There are three variations. Viloma 1: interrupted inhale, smooth exhale — builds lung capacity and extends the inhale phase. Viloma 2: smooth inhale, interrupted exhale — builds breath control and extends the calming exhale phase. Viloma 3: both interrupted — the most advanced version that combines both benefits.
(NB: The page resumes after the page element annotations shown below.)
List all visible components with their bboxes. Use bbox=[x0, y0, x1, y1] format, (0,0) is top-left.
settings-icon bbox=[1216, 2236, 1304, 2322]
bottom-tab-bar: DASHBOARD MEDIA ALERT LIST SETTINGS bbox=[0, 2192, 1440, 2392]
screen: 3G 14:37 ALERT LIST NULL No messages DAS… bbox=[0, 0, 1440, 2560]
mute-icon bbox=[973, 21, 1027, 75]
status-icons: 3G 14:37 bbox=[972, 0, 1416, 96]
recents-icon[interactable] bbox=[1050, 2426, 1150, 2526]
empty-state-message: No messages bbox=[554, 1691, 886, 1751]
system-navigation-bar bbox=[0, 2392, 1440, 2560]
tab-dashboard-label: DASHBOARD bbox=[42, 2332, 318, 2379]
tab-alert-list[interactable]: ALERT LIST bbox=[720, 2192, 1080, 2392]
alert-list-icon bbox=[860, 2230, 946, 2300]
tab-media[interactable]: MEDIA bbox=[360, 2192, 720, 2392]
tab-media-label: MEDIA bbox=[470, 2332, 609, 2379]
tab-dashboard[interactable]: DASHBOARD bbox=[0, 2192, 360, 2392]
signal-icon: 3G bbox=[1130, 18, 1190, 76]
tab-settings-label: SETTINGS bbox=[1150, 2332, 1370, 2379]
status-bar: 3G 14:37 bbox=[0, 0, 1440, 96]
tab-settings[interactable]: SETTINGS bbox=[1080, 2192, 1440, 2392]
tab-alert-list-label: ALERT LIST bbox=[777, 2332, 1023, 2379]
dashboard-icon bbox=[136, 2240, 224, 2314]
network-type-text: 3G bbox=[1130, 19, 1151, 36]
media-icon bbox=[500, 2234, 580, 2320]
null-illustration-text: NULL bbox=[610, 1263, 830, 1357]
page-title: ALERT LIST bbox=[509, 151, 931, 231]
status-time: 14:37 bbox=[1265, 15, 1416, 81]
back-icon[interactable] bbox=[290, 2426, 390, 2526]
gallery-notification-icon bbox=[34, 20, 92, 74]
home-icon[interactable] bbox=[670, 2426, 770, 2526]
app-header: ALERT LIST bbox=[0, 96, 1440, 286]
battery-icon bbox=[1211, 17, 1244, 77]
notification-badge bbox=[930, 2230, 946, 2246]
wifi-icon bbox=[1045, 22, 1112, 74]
The segmented approach forces you to engage different parts of the respiratory muscles in sequence, improving motor control and lung expansion. It also increases time-under-tension for the breathing muscles, similar to how pause reps work in strength training. For people who find continuous slow breathing difficult, viloma provides natural 'rest stops' within each breath.
Benefits
- Builds lung capacity by expanding the chest in stages
- Improves breath awareness — you learn to feel different lung regions
- The pauses create natural CO2 tolerance training without formal retention
- Accessible alternative for people who find long continuous breaths difficult
- Strengthens intercostal and diaphragm muscles through segmented engagement
Frequently Asked Questions
How do you do viloma breathing?
Viloma 1 (interrupted inhale): Inhale for 2 seconds, pause 2 seconds, inhale 2 seconds, pause 2 seconds, inhale 2 seconds to full. Exhale smoothly for 6-8 seconds. Viloma 2 (interrupted exhale): Inhale smoothly for 6 seconds. Exhale 2 seconds, pause 2 seconds, exhale 2 seconds, pause 2 seconds, exhale 2 seconds to empty. Do 5-10 rounds.
Is viloma good for beginners?
Yes — the pauses make it easier than continuous long breaths for many people. Start with Viloma 1 (interrupted inhale) as it feels most natural. Progress to Viloma 2, then Viloma 3 as you build comfort.
How does viloma compare to box breathing?
Box breathing uses four equal segments (inhale, hold, exhale, hold). Viloma interrupts within the inhale or exhale itself. Box breathing is more calming; viloma is better for building lung capacity and breath awareness. They're complementary, not competing.